続いて、Tomcatを起動します。サーバータブから作成済みのTomcatサーバを右クリックし、[開始]をクリックしてください。

ブラウザを起動し、http://localhost:8080/ServletSample/Workにアクセスしてみましょう。

画面に「It works by Servlet!」が表示されることを確認してください。

続いて、画面に出力する内容を変更してみましょう。

先ほど作成したWork.javaのout.println("It works by Servlet!");の箇所をout.println("Hello, World!");に変更してください。
上書き保存を行うと、自動的にTomcatが再起動します(Eclipseの右下のステータスバーにプログレスバーが表示されます)。

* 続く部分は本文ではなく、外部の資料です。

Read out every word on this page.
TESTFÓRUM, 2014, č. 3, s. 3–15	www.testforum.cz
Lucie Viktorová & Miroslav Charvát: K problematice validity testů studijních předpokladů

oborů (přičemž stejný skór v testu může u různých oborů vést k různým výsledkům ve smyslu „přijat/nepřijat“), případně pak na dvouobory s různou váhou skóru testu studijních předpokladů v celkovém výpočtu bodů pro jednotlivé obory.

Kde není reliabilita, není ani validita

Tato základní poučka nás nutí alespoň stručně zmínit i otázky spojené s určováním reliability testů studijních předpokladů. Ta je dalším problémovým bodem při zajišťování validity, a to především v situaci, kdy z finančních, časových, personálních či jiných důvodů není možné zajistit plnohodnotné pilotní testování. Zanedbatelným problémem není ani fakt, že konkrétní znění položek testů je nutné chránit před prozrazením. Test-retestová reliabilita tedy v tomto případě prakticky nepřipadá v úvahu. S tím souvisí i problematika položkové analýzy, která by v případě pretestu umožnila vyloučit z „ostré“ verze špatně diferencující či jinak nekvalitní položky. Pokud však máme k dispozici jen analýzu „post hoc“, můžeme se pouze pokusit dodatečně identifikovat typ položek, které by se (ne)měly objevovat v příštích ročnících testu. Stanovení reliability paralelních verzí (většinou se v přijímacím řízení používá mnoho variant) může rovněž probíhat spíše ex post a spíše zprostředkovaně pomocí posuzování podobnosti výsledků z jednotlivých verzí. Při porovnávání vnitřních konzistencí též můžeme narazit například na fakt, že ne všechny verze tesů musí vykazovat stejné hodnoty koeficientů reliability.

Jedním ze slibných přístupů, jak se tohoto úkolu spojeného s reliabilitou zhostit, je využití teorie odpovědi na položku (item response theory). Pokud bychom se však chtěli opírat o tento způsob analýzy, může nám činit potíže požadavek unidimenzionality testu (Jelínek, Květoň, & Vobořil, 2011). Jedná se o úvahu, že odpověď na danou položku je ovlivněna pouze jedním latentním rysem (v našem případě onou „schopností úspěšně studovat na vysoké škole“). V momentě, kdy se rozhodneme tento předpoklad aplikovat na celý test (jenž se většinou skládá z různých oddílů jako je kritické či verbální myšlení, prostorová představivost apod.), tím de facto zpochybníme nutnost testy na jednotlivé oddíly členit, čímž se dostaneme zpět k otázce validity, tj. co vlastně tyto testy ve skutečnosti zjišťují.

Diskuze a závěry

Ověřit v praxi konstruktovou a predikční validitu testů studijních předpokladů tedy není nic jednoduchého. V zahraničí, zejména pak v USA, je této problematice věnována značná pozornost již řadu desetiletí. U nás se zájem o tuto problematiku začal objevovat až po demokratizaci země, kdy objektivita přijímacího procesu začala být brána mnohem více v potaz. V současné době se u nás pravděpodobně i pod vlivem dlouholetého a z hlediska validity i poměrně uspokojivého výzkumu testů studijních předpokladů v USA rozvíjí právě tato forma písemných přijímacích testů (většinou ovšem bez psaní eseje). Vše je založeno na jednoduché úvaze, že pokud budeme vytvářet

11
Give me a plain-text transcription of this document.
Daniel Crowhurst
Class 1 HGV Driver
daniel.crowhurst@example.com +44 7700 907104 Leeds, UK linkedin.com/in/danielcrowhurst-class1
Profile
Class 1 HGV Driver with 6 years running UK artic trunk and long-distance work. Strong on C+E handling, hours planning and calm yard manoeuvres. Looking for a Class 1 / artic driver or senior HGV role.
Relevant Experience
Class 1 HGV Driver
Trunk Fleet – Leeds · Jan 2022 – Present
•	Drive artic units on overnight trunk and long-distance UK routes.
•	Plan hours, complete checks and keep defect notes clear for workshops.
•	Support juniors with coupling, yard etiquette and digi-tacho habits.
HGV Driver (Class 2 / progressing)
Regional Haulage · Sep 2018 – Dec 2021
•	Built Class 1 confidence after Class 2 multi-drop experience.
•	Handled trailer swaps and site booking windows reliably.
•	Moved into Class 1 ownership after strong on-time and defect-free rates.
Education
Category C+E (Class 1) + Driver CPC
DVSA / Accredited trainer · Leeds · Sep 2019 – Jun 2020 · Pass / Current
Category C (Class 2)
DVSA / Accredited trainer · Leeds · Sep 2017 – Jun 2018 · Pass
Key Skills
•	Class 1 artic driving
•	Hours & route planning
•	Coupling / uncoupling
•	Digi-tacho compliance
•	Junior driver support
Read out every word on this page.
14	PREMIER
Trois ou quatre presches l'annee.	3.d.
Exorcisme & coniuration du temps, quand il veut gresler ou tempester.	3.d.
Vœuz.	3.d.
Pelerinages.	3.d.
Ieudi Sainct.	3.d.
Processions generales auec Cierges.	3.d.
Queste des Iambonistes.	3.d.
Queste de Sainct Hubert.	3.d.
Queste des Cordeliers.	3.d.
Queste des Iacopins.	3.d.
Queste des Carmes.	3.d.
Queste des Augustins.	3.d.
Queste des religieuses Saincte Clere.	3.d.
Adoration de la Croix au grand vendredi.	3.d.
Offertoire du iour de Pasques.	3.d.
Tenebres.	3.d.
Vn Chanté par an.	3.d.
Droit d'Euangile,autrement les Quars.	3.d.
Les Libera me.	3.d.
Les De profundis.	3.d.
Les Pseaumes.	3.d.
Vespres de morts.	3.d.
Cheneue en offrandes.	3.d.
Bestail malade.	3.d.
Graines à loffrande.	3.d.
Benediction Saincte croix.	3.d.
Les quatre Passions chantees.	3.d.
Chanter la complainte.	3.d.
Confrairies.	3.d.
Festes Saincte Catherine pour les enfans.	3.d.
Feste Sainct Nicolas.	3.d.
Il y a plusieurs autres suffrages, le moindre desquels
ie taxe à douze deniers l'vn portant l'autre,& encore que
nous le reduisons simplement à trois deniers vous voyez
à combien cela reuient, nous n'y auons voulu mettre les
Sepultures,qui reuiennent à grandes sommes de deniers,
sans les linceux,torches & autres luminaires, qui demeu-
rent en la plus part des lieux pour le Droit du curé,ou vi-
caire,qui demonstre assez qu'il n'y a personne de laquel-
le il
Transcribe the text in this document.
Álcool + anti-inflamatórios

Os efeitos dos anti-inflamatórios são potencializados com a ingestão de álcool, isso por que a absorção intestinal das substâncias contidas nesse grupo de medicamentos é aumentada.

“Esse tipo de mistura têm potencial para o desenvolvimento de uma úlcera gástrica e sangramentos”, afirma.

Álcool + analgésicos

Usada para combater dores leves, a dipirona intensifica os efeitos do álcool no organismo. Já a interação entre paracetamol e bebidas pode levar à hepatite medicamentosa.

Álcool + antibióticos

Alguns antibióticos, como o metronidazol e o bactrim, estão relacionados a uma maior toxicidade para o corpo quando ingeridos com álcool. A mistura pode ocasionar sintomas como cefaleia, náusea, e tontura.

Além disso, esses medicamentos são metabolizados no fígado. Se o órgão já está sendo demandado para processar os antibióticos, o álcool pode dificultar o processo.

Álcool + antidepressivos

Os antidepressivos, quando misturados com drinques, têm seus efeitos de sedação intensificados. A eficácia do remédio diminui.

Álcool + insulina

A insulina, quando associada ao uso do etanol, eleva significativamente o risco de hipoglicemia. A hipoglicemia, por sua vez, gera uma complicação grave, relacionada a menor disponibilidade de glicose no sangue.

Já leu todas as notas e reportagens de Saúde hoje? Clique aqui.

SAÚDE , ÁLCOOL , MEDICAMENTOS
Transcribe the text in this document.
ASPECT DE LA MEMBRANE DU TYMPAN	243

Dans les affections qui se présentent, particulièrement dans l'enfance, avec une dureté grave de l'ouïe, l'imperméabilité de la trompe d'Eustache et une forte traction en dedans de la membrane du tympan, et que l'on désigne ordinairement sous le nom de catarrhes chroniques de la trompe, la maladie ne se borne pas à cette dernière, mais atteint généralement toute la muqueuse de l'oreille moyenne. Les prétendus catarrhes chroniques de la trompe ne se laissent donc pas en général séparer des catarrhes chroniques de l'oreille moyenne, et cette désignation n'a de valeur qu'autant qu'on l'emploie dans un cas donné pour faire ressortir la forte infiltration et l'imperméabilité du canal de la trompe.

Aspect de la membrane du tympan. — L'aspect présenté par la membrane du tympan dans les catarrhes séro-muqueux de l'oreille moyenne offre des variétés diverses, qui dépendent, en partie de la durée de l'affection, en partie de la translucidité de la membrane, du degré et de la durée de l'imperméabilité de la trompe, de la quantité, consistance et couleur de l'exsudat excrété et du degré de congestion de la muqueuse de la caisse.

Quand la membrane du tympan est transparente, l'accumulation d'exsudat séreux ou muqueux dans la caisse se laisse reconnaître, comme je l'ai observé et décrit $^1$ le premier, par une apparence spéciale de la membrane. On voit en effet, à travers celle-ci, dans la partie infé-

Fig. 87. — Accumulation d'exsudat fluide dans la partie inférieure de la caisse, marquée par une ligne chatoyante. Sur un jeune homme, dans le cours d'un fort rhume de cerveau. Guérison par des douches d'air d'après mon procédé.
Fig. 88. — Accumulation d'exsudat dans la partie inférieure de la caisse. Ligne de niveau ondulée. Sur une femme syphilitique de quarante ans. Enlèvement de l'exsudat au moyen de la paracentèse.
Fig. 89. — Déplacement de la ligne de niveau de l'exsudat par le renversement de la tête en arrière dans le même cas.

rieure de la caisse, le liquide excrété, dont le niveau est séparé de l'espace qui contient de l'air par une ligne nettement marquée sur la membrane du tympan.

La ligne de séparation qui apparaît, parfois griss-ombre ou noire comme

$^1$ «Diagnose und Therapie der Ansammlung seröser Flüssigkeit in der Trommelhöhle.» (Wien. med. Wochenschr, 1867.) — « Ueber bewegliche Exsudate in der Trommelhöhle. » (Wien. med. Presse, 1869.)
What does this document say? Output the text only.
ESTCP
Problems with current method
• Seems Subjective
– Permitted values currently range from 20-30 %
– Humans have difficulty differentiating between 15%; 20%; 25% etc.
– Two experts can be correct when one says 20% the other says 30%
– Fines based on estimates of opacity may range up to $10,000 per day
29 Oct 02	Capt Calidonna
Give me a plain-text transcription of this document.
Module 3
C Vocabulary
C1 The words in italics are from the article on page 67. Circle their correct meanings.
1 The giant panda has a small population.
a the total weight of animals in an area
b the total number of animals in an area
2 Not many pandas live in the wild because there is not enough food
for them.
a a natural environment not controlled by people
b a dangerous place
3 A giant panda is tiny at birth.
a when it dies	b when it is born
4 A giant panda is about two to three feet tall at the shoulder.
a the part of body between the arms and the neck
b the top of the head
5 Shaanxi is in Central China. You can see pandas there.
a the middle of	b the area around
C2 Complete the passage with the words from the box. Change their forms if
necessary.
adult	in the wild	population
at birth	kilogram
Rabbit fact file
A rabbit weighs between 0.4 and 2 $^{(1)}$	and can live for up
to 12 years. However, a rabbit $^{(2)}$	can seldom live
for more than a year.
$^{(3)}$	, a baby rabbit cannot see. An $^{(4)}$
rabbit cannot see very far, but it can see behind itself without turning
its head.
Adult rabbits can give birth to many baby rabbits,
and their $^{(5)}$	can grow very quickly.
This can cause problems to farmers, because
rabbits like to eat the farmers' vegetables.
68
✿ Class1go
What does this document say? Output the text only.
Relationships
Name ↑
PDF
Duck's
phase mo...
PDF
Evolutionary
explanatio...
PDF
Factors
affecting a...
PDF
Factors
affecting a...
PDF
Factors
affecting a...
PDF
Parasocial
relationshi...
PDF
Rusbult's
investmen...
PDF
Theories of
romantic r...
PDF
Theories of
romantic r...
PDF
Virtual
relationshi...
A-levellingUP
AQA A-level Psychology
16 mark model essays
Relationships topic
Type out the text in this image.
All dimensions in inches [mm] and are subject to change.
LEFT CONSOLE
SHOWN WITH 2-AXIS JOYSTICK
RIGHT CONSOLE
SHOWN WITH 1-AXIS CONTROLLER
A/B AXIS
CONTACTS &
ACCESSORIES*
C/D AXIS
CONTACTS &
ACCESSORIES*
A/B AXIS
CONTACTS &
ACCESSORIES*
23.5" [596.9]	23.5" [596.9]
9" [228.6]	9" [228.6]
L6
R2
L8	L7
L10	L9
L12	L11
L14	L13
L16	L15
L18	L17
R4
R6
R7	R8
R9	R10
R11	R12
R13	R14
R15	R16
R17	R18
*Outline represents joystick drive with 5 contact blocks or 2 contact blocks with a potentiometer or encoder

Tomcatの再起動が完了したらブラウザをリロードし、「Hello, World!」が表示されることを確認してください。

まとめ

上手くいかないときは以下の点を確認してみましょう。

  • パースペクティブがJava EEになっているか。
  • サーバタブからTomcat6を作成しているか。
  • 文字コードがUTF-8になっているか。
  • 動的Webプロジェクトとして作成しているか。
  • Tomcatに[追加および削除]から作成済みの動的Webプロジェクトを追加しているか。
  • 意図した名前と同じ名前のパッケージを作成しているか。
  • サーブレットファイルを作成しているか(単なるJavaクラスとして作成するミスが多いので要注意)。
  • web.xmlにファイルの情報が記載されているか(ファイルを別のプロジェクトからコピーしてきたりした場合は自動的にweb.xmlには書き込まれないので要注意)。
  • Tomcatを起動しているか。ファイルを追加した場合は再起動しているか。
  • ブラウザに打ち込むURLは間違っていないか。